Other key steps include improving the industry’s structure of power suppliers to focus more on clean, non-emissions sources like wind, solar and hydropower. Ge said the aluminum industry could do that by moving some of its capacity and production to parts of the country where renewable power is more widely used, such as mountainous Southwest China where hydropower is abundant.

The industry currently relies heavily on thermal power, which accounted for 80% of its consumption last year and is most often supplied by burning coal. Hydropower contributed about 15% of the industry’s needs, while nuclear and renewable power sources accounted for the remaining 5%.

Ge pointed out that electrolytic aluminum producers have been moving their production to Southwest China, most notably to Yunnan, with an aim to eventually make the mountainous province the nation’s largest production base.

The International Aluminum Institute estimated that about a third of the world’s aluminum production in 2019 came from recycling.
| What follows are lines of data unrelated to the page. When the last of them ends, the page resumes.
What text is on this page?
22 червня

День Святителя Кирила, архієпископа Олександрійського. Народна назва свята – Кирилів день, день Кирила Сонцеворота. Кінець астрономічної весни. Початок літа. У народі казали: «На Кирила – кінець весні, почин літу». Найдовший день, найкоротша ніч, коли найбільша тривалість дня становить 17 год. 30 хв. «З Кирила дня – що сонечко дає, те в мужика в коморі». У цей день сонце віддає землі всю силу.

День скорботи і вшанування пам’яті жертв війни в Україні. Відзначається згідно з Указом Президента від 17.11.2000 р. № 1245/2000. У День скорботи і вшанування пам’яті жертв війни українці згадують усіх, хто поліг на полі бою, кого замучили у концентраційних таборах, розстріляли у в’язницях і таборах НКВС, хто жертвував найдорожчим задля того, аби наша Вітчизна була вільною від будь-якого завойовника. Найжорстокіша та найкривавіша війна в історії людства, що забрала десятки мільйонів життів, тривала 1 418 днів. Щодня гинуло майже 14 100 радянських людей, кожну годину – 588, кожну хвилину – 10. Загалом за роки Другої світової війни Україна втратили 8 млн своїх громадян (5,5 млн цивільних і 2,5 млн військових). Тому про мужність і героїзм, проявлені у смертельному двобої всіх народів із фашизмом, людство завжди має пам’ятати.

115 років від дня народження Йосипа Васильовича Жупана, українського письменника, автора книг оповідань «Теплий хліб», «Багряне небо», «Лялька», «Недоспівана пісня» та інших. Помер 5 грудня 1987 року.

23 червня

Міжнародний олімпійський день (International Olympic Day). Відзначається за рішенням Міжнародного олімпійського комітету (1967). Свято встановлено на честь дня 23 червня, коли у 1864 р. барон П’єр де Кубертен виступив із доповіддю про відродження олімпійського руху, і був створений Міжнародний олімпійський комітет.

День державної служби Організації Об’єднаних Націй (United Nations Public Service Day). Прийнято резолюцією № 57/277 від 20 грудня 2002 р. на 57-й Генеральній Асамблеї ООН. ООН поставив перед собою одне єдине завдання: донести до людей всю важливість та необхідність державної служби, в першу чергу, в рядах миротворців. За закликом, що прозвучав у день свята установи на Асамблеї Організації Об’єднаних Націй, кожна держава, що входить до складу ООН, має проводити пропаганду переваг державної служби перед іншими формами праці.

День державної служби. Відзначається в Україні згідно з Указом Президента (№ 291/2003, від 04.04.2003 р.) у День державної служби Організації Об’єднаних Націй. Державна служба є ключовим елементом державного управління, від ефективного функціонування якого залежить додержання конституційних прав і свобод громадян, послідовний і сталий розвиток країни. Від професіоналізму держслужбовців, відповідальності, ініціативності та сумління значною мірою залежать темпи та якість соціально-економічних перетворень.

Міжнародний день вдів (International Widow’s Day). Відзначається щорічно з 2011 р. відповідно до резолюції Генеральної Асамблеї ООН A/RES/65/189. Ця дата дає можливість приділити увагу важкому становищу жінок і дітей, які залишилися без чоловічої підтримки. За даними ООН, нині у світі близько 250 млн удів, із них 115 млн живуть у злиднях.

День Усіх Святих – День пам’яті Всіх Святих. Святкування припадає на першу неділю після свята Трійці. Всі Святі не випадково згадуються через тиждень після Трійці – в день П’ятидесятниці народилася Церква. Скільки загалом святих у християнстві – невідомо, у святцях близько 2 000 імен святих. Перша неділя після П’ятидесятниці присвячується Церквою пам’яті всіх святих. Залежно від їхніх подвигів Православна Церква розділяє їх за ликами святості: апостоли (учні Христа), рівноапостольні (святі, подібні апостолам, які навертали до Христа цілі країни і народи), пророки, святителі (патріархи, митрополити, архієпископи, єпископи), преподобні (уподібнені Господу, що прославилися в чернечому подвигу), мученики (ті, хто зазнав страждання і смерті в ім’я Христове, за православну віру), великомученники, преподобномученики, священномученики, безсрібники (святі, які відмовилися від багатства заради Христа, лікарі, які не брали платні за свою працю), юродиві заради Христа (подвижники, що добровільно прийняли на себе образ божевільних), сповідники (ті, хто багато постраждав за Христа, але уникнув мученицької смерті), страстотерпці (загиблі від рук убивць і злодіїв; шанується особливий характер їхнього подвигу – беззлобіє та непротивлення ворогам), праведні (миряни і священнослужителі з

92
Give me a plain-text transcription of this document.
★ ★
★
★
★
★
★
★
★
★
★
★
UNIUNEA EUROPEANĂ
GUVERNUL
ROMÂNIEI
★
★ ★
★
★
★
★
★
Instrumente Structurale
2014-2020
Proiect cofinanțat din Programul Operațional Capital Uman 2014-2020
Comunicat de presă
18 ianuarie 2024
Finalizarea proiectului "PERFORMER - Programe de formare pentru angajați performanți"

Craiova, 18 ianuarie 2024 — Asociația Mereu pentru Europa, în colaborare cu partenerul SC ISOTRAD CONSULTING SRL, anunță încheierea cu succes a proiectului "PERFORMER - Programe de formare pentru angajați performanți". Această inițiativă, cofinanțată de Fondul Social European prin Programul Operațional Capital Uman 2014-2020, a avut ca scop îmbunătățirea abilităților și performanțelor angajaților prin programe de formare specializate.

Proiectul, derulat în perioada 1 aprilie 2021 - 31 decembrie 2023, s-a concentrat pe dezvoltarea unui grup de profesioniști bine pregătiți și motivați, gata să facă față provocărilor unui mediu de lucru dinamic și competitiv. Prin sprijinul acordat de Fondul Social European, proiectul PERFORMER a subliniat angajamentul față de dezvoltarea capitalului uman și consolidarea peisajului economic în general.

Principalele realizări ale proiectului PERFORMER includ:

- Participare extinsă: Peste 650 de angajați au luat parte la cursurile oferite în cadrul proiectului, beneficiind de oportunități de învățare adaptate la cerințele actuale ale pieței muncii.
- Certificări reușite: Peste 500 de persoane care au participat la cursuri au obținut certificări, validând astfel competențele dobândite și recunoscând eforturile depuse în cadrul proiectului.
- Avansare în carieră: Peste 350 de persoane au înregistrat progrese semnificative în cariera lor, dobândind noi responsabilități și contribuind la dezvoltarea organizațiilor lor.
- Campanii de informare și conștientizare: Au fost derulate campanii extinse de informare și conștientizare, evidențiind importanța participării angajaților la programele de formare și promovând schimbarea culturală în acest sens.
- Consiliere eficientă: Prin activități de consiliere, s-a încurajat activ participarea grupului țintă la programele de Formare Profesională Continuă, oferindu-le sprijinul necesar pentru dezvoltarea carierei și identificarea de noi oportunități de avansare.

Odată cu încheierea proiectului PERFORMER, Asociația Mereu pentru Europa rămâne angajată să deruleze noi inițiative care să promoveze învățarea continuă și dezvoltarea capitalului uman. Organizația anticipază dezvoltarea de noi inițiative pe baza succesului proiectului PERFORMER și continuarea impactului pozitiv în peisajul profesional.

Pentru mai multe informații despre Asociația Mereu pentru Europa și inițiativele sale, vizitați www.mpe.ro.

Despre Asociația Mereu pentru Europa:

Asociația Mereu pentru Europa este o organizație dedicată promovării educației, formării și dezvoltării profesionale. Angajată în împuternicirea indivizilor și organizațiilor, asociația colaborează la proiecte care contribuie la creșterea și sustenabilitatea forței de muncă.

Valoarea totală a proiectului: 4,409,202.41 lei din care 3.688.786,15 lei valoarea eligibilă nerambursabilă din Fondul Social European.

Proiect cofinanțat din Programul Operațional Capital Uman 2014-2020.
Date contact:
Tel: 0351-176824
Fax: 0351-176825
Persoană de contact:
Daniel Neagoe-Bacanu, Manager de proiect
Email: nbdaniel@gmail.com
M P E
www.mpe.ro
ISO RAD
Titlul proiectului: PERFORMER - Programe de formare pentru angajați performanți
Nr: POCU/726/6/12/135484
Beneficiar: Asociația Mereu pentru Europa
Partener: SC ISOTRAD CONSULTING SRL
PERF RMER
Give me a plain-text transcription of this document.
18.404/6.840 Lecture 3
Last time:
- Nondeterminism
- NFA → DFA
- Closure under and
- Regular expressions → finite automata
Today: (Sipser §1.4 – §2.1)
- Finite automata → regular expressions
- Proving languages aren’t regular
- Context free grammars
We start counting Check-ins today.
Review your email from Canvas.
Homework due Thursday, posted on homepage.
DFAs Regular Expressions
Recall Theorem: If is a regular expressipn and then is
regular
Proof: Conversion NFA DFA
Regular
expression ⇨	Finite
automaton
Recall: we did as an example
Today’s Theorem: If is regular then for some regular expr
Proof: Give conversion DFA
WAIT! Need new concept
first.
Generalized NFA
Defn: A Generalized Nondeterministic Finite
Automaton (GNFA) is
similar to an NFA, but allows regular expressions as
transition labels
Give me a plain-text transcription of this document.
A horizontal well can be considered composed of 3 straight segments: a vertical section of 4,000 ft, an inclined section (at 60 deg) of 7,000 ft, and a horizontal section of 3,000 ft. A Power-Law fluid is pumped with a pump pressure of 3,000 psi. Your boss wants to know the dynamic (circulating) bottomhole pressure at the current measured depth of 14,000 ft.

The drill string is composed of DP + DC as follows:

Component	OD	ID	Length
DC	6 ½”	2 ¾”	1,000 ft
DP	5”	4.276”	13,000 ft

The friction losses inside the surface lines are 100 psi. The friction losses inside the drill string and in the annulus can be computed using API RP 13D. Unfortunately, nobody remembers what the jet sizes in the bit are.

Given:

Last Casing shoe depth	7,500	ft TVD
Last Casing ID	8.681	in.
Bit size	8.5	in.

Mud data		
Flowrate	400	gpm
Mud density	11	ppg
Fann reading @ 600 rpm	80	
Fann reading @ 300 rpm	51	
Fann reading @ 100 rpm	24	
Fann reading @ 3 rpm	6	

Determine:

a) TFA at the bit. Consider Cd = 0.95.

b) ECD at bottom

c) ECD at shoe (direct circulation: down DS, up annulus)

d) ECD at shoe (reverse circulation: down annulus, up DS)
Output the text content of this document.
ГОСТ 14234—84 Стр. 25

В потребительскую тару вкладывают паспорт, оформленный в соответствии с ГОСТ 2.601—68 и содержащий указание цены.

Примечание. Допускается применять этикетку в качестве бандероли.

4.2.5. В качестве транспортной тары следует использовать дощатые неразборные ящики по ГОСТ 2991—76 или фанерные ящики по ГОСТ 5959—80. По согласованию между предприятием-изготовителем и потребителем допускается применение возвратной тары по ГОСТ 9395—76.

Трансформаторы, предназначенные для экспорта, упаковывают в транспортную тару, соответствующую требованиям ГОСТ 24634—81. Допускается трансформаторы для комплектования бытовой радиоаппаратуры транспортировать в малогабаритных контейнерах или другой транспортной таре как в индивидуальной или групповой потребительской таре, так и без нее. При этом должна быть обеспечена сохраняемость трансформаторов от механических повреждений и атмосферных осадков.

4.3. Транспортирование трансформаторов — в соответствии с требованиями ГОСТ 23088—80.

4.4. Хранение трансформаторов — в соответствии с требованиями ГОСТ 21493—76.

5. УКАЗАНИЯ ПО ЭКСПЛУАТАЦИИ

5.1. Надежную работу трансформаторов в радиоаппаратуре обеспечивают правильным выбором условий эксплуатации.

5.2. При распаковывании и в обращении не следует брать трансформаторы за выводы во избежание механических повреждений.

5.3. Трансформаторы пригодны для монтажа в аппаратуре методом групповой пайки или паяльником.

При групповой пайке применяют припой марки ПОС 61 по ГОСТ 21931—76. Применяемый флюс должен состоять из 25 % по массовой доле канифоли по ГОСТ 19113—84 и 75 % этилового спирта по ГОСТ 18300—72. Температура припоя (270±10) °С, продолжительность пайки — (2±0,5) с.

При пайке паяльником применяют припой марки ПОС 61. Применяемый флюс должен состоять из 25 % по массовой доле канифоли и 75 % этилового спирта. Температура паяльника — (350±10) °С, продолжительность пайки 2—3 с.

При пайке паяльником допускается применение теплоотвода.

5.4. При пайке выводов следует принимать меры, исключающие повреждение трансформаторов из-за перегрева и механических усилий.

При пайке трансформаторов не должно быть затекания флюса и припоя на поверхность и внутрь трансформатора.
But as a relatively late arrival to the practice, such recycling accounted for just 17% of total aluminum produced in China last year.

Ge pointed out that China is trying to improve its recycling record. Major cities like Shanghai have rolled out plans encouraging and sometimes even requiring all residents to engage in such recycling. Aluminum production using recycled material uses less than 5% of the power needed for the smelting of new product, saving 11.1 tons of emissions for every ton made with recycled material.

China is also trying to control the sector’s emissions by strictly limiting its production and capacity. That approach has seen China set a ceiling of about 45 million tons for its domestic electrolytic aluminum production capacity.

As representative of one of the nation’s biggest power consumers and thus a major greenhouse gas emitter, the China Non-Ferrous Metals Industry Association is working closely with the central government to lower the country’s carbon emissions. Last September, President Xi Jinping said China would aim for net zero carbon emissions before 2060, in a bold pledge by the world’s largest greenhouse gas emitter to tackle global heating and climate change.